Don’t worry, you can still get your calories with milkshakes or McFlurry’s. The McFlurry with M & M’s, 12 oz size, contains a whopping 710 calories with 230 of those coming straight from fat! 16 of those grams of fat are pure saturated fat. Yum Yum!
This is an example of what is wrong when governments start trying to regulate things. They are half-baked.
There are many other foods that are more evil but the basic premise I object to is the government telling anyone what they can and can’t eat.
The regulation by the FDA to have food labeled so the consumer knows what is in the food and can make an informed decision basically goes unregulated. The labels are misleading, difficult to decipher, understand and apply. To put it mildly, there are a lot of lies in labeling.
Obviously, there is a different agenda here besides the health of New Yorkers, given the comments by Mr. Galea, a backer of the regulation.
Sandro Galea, who joined the board this year, said he believed that “the evidence is very clear that sugary drinks are contributing to obesity epidemic.”
“The argument that this is restricting choice is a false argument,” Mr. Galea said, noting that customers could purchase as many smaller drinks as they would like. “The identification of threats to the health of the public is a core function of the department.”

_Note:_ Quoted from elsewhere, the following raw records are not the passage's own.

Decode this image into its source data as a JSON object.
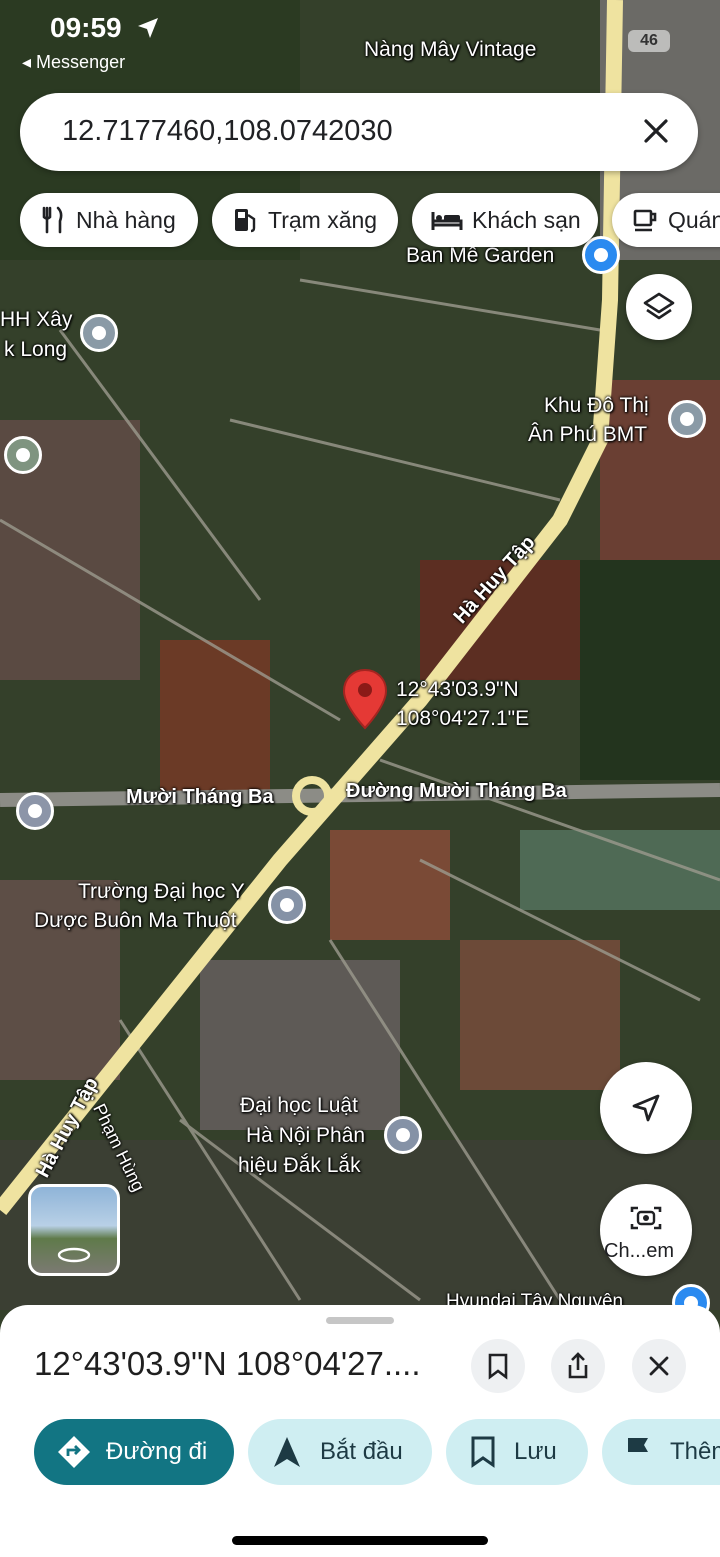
{
  "status": {
    "time": "09:59",
    "back_app": "Messenger",
    "battery": "46"
  },
  "search": {
    "query": "12.7177460,108.0742030"
  },
  "chips": [
    {
      "label": "Nhà hàng",
      "icon": "fork-knife-icon"
    },
    {
      "label": "Trạm xăng",
      "icon": "gas-station-icon"
    },
    {
      "label": "Khách sạn",
      "icon": "bed-icon"
    },
    {
      "label": "Quán",
      "icon": "coffee-cup-icon"
    }
  ],
  "map": {
    "labels": {
      "nang_may": "Nàng Mây Vintage",
      "ban_me_garden": "Ban Mê Garden",
      "xay_dak_1": "HH Xây",
      "xay_dak_2": "k Long",
      "khu_do_thi_1": "Khu Đô Thị",
      "khu_do_thi_2": "Ân Phú BMT",
      "ha_huy_tap_1": "Hà Huy Tập",
      "ha_huy_tap_2": "Hà Huy Tập",
      "pin_lat": "12°43'03.9\"N",
      "pin_lng": "108°04'27.1\"E",
      "muoi_thang_ba": "Mười Tháng Ba",
      "duong_muoi_thang_ba": "Đường Mười Tháng Ba",
      "dai_hoc_y_1": "Trường Đại học Y",
      "dai_hoc_y_2": "Dược Buôn Ma Thuột",
      "dai_hoc_luat_1": "Đại học Luật",
      "dai_hoc_luat_2": "Hà Nội Phân",
      "dai_hoc_luat_3": "hiệu Đắk Lắk",
      "pham_hung": "Phạm Hùng",
      "hyundai": "Hyundai Tây Nguyên",
      "camera_label": "Ch...em"
    }
  },
  "sheet": {
    "title": "12°43'03.9\"N 108°04'27....",
    "actions": [
      {
        "label": "Đường đi",
        "icon": "directions-icon"
      },
      {
        "label": "Bắt đầu",
        "icon": "navigation-arrow-icon"
      },
      {
        "label": "Lưu",
        "icon": "bookmark-icon"
      },
      {
        "label": "Thêm",
        "icon": "flag-icon"
      }
    ]
  },
  "colors": {
    "accent": "#127583",
    "chip_light": "#cfeef2",
    "pin": "#e53935",
    "road": "#efe3a0"
  }
}
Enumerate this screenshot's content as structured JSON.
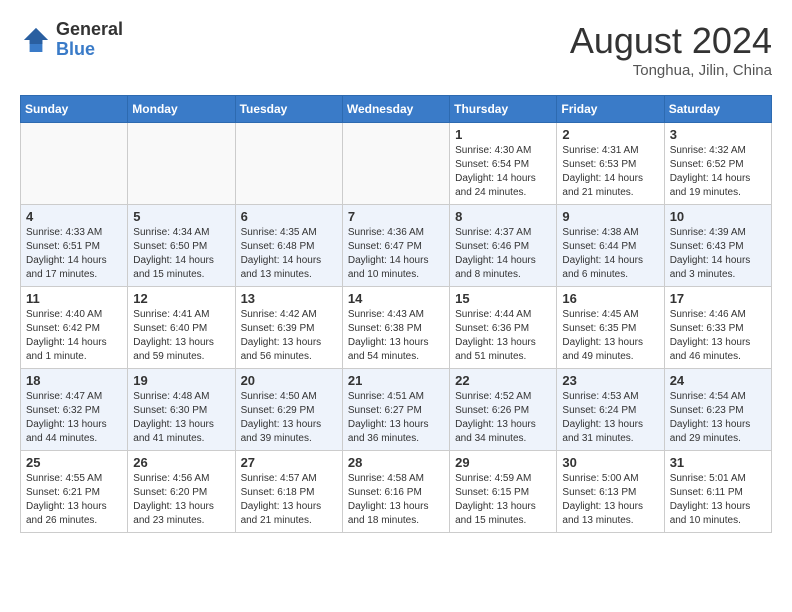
{
  "header": {
    "logo_general": "General",
    "logo_blue": "Blue",
    "month_year": "August 2024",
    "location": "Tonghua, Jilin, China"
  },
  "days_of_week": [
    "Sunday",
    "Monday",
    "Tuesday",
    "Wednesday",
    "Thursday",
    "Friday",
    "Saturday"
  ],
  "weeks": [
    [
      {
        "day": "",
        "info": ""
      },
      {
        "day": "",
        "info": ""
      },
      {
        "day": "",
        "info": ""
      },
      {
        "day": "",
        "info": ""
      },
      {
        "day": "1",
        "info": "Sunrise: 4:30 AM\nSunset: 6:54 PM\nDaylight: 14 hours\nand 24 minutes."
      },
      {
        "day": "2",
        "info": "Sunrise: 4:31 AM\nSunset: 6:53 PM\nDaylight: 14 hours\nand 21 minutes."
      },
      {
        "day": "3",
        "info": "Sunrise: 4:32 AM\nSunset: 6:52 PM\nDaylight: 14 hours\nand 19 minutes."
      }
    ],
    [
      {
        "day": "4",
        "info": "Sunrise: 4:33 AM\nSunset: 6:51 PM\nDaylight: 14 hours\nand 17 minutes."
      },
      {
        "day": "5",
        "info": "Sunrise: 4:34 AM\nSunset: 6:50 PM\nDaylight: 14 hours\nand 15 minutes."
      },
      {
        "day": "6",
        "info": "Sunrise: 4:35 AM\nSunset: 6:48 PM\nDaylight: 14 hours\nand 13 minutes."
      },
      {
        "day": "7",
        "info": "Sunrise: 4:36 AM\nSunset: 6:47 PM\nDaylight: 14 hours\nand 10 minutes."
      },
      {
        "day": "8",
        "info": "Sunrise: 4:37 AM\nSunset: 6:46 PM\nDaylight: 14 hours\nand 8 minutes."
      },
      {
        "day": "9",
        "info": "Sunrise: 4:38 AM\nSunset: 6:44 PM\nDaylight: 14 hours\nand 6 minutes."
      },
      {
        "day": "10",
        "info": "Sunrise: 4:39 AM\nSunset: 6:43 PM\nDaylight: 14 hours\nand 3 minutes."
      }
    ],
    [
      {
        "day": "11",
        "info": "Sunrise: 4:40 AM\nSunset: 6:42 PM\nDaylight: 14 hours\nand 1 minute."
      },
      {
        "day": "12",
        "info": "Sunrise: 4:41 AM\nSunset: 6:40 PM\nDaylight: 13 hours\nand 59 minutes."
      },
      {
        "day": "13",
        "info": "Sunrise: 4:42 AM\nSunset: 6:39 PM\nDaylight: 13 hours\nand 56 minutes."
      },
      {
        "day": "14",
        "info": "Sunrise: 4:43 AM\nSunset: 6:38 PM\nDaylight: 13 hours\nand 54 minutes."
      },
      {
        "day": "15",
        "info": "Sunrise: 4:44 AM\nSunset: 6:36 PM\nDaylight: 13 hours\nand 51 minutes."
      },
      {
        "day": "16",
        "info": "Sunrise: 4:45 AM\nSunset: 6:35 PM\nDaylight: 13 hours\nand 49 minutes."
      },
      {
        "day": "17",
        "info": "Sunrise: 4:46 AM\nSunset: 6:33 PM\nDaylight: 13 hours\nand 46 minutes."
      }
    ],
    [
      {
        "day": "18",
        "info": "Sunrise: 4:47 AM\nSunset: 6:32 PM\nDaylight: 13 hours\nand 44 minutes."
      },
      {
        "day": "19",
        "info": "Sunrise: 4:48 AM\nSunset: 6:30 PM\nDaylight: 13 hours\nand 41 minutes."
      },
      {
        "day": "20",
        "info": "Sunrise: 4:50 AM\nSunset: 6:29 PM\nDaylight: 13 hours\nand 39 minutes."
      },
      {
        "day": "21",
        "info": "Sunrise: 4:51 AM\nSunset: 6:27 PM\nDaylight: 13 hours\nand 36 minutes."
      },
      {
        "day": "22",
        "info": "Sunrise: 4:52 AM\nSunset: 6:26 PM\nDaylight: 13 hours\nand 34 minutes."
      },
      {
        "day": "23",
        "info": "Sunrise: 4:53 AM\nSunset: 6:24 PM\nDaylight: 13 hours\nand 31 minutes."
      },
      {
        "day": "24",
        "info": "Sunrise: 4:54 AM\nSunset: 6:23 PM\nDaylight: 13 hours\nand 29 minutes."
      }
    ],
    [
      {
        "day": "25",
        "info": "Sunrise: 4:55 AM\nSunset: 6:21 PM\nDaylight: 13 hours\nand 26 minutes."
      },
      {
        "day": "26",
        "info": "Sunrise: 4:56 AM\nSunset: 6:20 PM\nDaylight: 13 hours\nand 23 minutes."
      },
      {
        "day": "27",
        "info": "Sunrise: 4:57 AM\nSunset: 6:18 PM\nDaylight: 13 hours\nand 21 minutes."
      },
      {
        "day": "28",
        "info": "Sunrise: 4:58 AM\nSunset: 6:16 PM\nDaylight: 13 hours\nand 18 minutes."
      },
      {
        "day": "29",
        "info": "Sunrise: 4:59 AM\nSunset: 6:15 PM\nDaylight: 13 hours\nand 15 minutes."
      },
      {
        "day": "30",
        "info": "Sunrise: 5:00 AM\nSunset: 6:13 PM\nDaylight: 13 hours\nand 13 minutes."
      },
      {
        "day": "31",
        "info": "Sunrise: 5:01 AM\nSunset: 6:11 PM\nDaylight: 13 hours\nand 10 minutes."
      }
    ]
  ]
}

Based on Mr. Galea’s comments, he is concerned for your health but if you want to purchase two 16 oz. beverages instead of the usual 20 oz., then you are free to do so. Given this logic, the consumer may well drink more than they would have before the regulation.
Places like McDonald’s would not be allowed to have drink cups larger than 16 ounces. I don’t know about New York City, but in most of the fast-food places I have been, beverages are self-serve, so the size of the cup doesn’t matter, the refills are free. So unless you get your drink to go, the regulation is out the window. Who knows, it may mean another increase in the price of soft-drinks or no free refills in NYC.
It will also be interesting to see if the sale of beverages increases in grocery stores. We may never know because that would be the other side of the story – one which we seldom hear about.